Hoi,

Ik ben Trim, scheepskat. Pardon, beróemde scheepskat, superintelligent, en ook een van de mooiste katten uit de geschiedenis, al zeg ik het zelf. Mijn vacht is bijna helemaal zwart, maar mijn pootjes zijn onderaan wit, alsof ik net in de sneeuw heb gelopen. Ook mijn kin is wit en ik heb een witte ster op mijn borst. Ik zie jou, maar jij ziet mij niet. Ik ben dan ook al meer dan tweehonderd jaar dood. Maar zelfs als je dood bent, heb je nu en dan behoefte aan een praatje. Sommigen noemen dat spoken, ik noem het gezelligheid.
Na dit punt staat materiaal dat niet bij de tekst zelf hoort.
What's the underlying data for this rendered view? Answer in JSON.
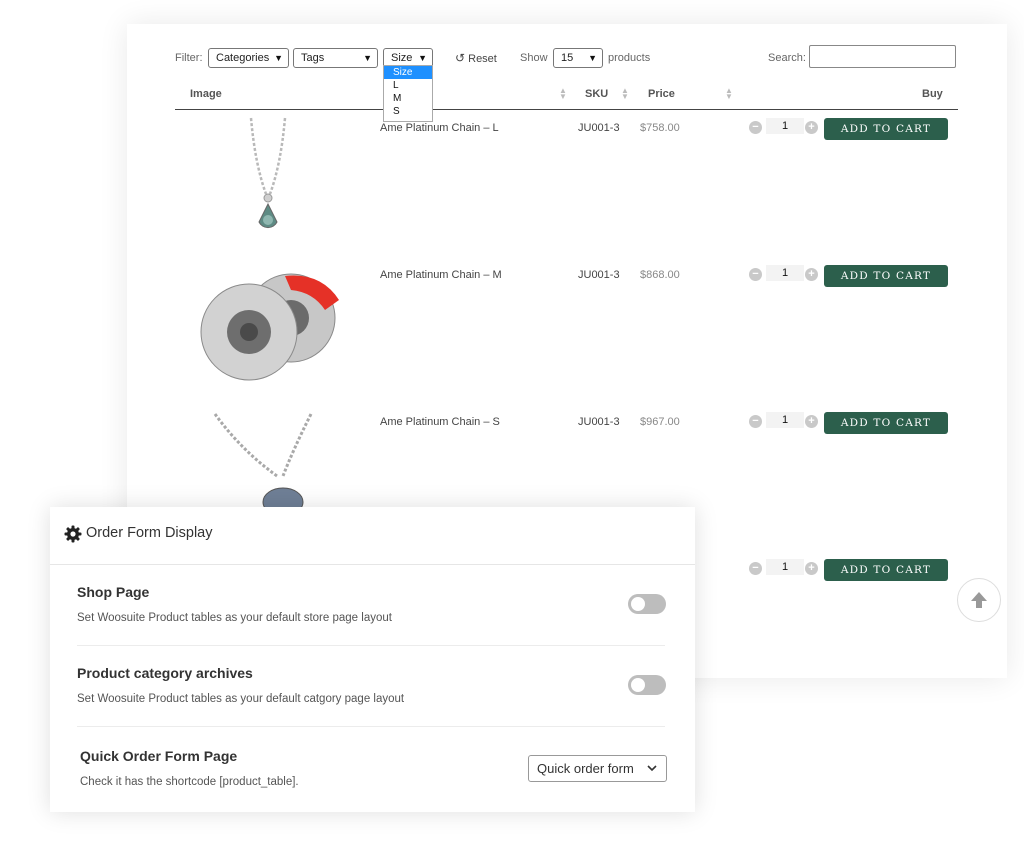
{
  "filters": {
    "label": "Filter:",
    "categories": "Categories",
    "tags": "Tags",
    "size": "Size",
    "reset": "Reset",
    "show_label": "Show",
    "show_value": "15",
    "products_label": "products",
    "search_label": "Search:",
    "search_value": "",
    "size_options": [
      "Size",
      "L",
      "M",
      "S"
    ]
  },
  "table": {
    "columns": [
      "Image",
      "SKU",
      "Price",
      "Buy"
    ],
    "rows": [
      {
        "name": "Ame Platinum Chain – L",
        "sku": "JU001-3",
        "price": "$758.00",
        "qty": "1"
      },
      {
        "name": "Ame Platinum Chain – M",
        "sku": "JU001-3",
        "price": "$868.00",
        "qty": "1"
      },
      {
        "name": "Ame Platinum Chain – S",
        "sku": "JU001-3",
        "price": "$967.00",
        "qty": "1"
      },
      {
        "name": "",
        "sku": "",
        "price": "",
        "qty": "1"
      }
    ],
    "add_to_cart": "ADD TO CART"
  },
  "panel": {
    "title": "Order Form Display",
    "shop_title": "Shop Page",
    "shop_desc": "Set Woosuite Product tables as your default store page layout",
    "category_title": "Product category archives",
    "category_desc": "Set Woosuite Product tables as your default catgory page layout",
    "quick_title": "Quick Order Form Page",
    "quick_desc": "Check it has the shortcode [product_table].",
    "quick_select": "Quick order form",
    "shop_enabled": false,
    "category_enabled": false
  },
  "colors": {
    "cart_button": "#2c5f4c",
    "highlight": "#1e90ff",
    "toggle_off": "#bdbdbd",
    "brake_caliper": "#e53127"
  },
  "icons": [
    "chevron-down-icon",
    "reset-icon",
    "sort-icon",
    "minus-icon",
    "plus-icon",
    "gear-icon",
    "arrow-up-icon"
  ]
}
Mijn baasje was Matthew Flinders, de Engelse kapitein die de naam Australië bedacht. Samen reisden we per schip de wereld rond. Ik mocht mee op uitkijk in het kraaiennest en ik zat altijd mee aan tafel met de officieren. Maar op een dag leden we schipbreuk. We strandden op een eiland en mijn baasje werd gevangengenomen. Ik heb het niet overleefd. Er waren hongerige slaven op dat eiland – Mauritius heette het – en je kunt dus wel raden wat er gebeurde! Nadien schreef mijn baasje een prachtig afscheidsgedicht voor me. Vorig jaar kregen we een standbeeld in Donington, het geboor- tedorp van mijn baasje. De scheepskat van Columbus is nog altijd stikjaloers. Zij had Amerika ontdekt, maar haar baasje ging met alle eer lopen. Misschien vind je het gek dat er een kat aan boord van een schip was. Toch is het al een heel oude gewoonte. In het oude Egypte wilden de matrozen niet uitvaren zonder een kat aan boord. Zij geloofden dat een scheepskat hen tegen storm en schipbreuk zou beschermen. En natuurlijk had een scheepskat de taak om de ratten en muizen te vangen, die anders de voedselvoorraad zouden oppeuzelen.

Ik was zo vrij als een vogel op het schip van mijn baasje. Niemand haalde het in zijn hoofd om een kat op te sluiten in het ruim, dat zou immers zorgen voor tegenwind. En als je een kat overboord gooide, zou er een vreselijke storm opsteken. Zeelui zijn altijd bijgelovig geweest, en niet alleen wat katten betreft. Vele matrozen droegen één oorring. Dan zouden ze geen hoofdpijn krijgen en altijd scherp kunnen horen en zien, dachten ze. Maar het was ook handig als pasmunt wanneer het schip verging en je op een onbekende plaats belandde. Als een visser een rechterschoen opviste, bracht dat geluk. Een linkerschoen werd teruggegooid.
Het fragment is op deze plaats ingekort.